Les parapluies de Cherbourg

"En musique, en couleurs et en chanté", l'accroche de l'affiche déroule les partis pris d'art total qui caractérisent le film idéal que Jacques Demy a enfin les moyens de réaliser. Celui-ci est conçu en effet comme un opéra en trois actes ("le départ", "l'absence" et "le retour") sans récitatifs: tous les dialogues sont chantés y compris les plus triviaux ce qui créé un effet de distorsion qui divisa à sa sortie (et divise toujours aujourd'hui). La musique signée Michel Legrand mélange thèmes jazzy et classique avec le bonheur que l'on connaît. D'autre part c'est le premier film en couleurs de Demy dont l'utilisation est tout aussi symphonique que la musique. Bien que typé années 60, le décor, assorti aux costumes et variant selon les états d'âme des personnages a un caractère indémodable car son raffinement est un ravissement pour les yeux. Le sens de l'harmonie et de la géométrie de Demy fait que nombre de scènes ressemblent à des tableaux.

Tout ce dispositif se marie parfaitement à l'histoire qui en dépit de ses apparences lumineuses est une tragédie hantée par la mort et l'absence de couleurs à laquelle on l'associe en occident: le noir. Un film où comme le dit Guy "Le soleil et la mort marchent ensemble". Les parapluies noirs qui succèdent à ceux de couleur à la fin du générique, Roland Cassard vêtu de noir tel un oiseau de mauvais augure qui vient tourner autour de l'univers pastel de Geneviève, le client qui s'entend répondre par la mère de Geneviève que "le marchand de couleurs, c'est la porte à côté" tout concourt à prendre au pied de la lettre la célébrissime chanson où Geneviève s'exclame " je ne pourrai jamais vivre sans toi, je ne pourrai pas, ne pars pas, j'en mourrai." Effectivement la séparation des amants est fatale à Geneviève. Certes elle ne meurt pas physiquement mais son mariage arrangé avec Roland Cassard signe sa mort intérieure. Roland qui depuis le premier film de Demy a tiré les leçons de son échec amoureux avec Lola et est devenu diamantaire. Guy est également transformé à jamais par cette expérience. La dernière demi-heure du film méconnue et poignante le montre de retour d'Algérie, blessé, amer, révolté, incapable de se réadapter à sa vie d'avant et à deux doigts de sombrer avant d'être sauvé par la soumise et jusque là invisible Madeleine. Le rouge sang puis l'orange remplacent alors les couleurs pastels.

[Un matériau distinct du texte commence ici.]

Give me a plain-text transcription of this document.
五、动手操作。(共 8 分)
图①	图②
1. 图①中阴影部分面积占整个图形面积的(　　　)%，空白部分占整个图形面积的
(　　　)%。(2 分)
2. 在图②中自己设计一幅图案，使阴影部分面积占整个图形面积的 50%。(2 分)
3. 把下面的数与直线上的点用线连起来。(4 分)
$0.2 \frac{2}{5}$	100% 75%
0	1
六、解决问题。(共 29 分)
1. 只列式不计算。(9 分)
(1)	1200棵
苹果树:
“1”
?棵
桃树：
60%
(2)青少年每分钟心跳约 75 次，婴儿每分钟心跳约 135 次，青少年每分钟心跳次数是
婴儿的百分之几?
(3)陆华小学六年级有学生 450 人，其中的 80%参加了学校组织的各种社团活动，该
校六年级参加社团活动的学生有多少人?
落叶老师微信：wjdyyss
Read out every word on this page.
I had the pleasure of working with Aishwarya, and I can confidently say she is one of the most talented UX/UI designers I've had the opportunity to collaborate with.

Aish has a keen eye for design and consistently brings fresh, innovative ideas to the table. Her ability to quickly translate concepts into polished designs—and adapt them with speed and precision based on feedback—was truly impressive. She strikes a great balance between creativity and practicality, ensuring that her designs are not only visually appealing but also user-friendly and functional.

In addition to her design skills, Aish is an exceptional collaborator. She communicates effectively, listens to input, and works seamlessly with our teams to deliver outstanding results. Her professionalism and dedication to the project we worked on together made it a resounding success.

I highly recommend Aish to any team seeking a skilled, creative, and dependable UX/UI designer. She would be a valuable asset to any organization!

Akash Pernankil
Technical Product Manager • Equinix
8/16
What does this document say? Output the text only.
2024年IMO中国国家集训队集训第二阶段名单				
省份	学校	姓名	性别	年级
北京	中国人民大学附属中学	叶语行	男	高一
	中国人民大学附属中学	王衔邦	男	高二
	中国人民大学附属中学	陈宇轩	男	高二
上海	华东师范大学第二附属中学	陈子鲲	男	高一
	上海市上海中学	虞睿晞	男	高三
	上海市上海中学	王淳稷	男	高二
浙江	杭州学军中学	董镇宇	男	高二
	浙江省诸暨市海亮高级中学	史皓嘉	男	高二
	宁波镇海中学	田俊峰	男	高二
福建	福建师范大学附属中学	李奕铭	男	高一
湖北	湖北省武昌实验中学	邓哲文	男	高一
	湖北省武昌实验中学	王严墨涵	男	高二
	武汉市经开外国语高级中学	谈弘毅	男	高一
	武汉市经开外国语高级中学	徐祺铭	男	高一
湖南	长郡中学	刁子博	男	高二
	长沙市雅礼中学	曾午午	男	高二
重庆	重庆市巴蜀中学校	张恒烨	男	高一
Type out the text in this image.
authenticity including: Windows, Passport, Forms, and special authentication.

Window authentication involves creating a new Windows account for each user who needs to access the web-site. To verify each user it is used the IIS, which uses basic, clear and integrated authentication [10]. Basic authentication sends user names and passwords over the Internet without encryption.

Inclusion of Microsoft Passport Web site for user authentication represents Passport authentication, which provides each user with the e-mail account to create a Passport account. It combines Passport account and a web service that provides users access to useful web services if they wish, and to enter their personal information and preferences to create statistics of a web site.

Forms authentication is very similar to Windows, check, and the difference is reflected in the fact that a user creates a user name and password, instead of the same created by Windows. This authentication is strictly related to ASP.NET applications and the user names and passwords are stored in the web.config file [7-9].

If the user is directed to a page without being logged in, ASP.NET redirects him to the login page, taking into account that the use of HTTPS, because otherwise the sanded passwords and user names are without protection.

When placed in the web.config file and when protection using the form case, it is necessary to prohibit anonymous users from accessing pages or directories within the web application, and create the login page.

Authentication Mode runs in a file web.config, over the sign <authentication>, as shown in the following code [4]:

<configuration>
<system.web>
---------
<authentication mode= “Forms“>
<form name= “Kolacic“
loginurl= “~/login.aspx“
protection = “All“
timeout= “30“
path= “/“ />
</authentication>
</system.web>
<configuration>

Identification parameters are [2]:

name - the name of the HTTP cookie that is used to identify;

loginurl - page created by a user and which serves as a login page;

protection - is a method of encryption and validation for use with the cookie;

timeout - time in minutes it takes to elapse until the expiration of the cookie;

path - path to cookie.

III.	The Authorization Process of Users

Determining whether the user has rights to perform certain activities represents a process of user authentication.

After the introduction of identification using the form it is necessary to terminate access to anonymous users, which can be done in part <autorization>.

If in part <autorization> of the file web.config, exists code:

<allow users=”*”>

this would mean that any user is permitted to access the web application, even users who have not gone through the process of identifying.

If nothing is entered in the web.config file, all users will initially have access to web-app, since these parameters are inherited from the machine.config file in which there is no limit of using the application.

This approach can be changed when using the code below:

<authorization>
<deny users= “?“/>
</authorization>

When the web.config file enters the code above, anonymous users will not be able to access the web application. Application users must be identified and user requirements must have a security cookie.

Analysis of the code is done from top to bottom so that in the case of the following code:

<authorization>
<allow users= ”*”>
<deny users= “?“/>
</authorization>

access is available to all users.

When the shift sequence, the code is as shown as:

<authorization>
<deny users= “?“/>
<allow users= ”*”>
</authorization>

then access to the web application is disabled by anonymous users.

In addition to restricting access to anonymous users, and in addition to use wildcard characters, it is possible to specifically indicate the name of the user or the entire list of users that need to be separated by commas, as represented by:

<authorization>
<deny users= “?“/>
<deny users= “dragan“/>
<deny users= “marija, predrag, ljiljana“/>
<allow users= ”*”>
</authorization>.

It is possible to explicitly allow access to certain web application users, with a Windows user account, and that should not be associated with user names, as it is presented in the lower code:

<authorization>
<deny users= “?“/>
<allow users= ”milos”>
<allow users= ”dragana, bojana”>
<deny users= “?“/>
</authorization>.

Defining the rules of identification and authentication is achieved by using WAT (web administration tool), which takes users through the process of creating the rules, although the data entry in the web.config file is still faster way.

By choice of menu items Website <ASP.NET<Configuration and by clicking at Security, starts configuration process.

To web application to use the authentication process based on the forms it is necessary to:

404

A travers cette histoire, Demy dénonce l'hypocrisie des moeurs bourgeoises et les ravages de la guerre. Deux thèmes que l'on retrouve dans plusieurs de ses films. Le "Demy-monde" est rempli d'exclus ou de marginaux: fille-mère, bohémiens, transgenres... quant à la guerre, elle brise les vies et les destins (l'exemple le plus achevé étant Model Shop). L'irréalisme de la forme est donc au service d'un contenu très politique. C'est encore aujourd'hui l'une des forces du film.

Comme son film suivant, Les Demoiselles de Rochefort, les Parapluies de Cherbourg est devenu un film de référence pour les jeunes réalisateurs français sans que pour autant ils ne parviennent à en retrouver la magie. Citons l'exemple du célèbre plan où Guy et Geneviève glissent comme par magie sans toucher le sol (une citation du célèbre film de Murnau l'Aurore qui est une référence majeure de Demy) et qui est reprise quasi telle quelle dans Les chansons d'amour d'Honoré.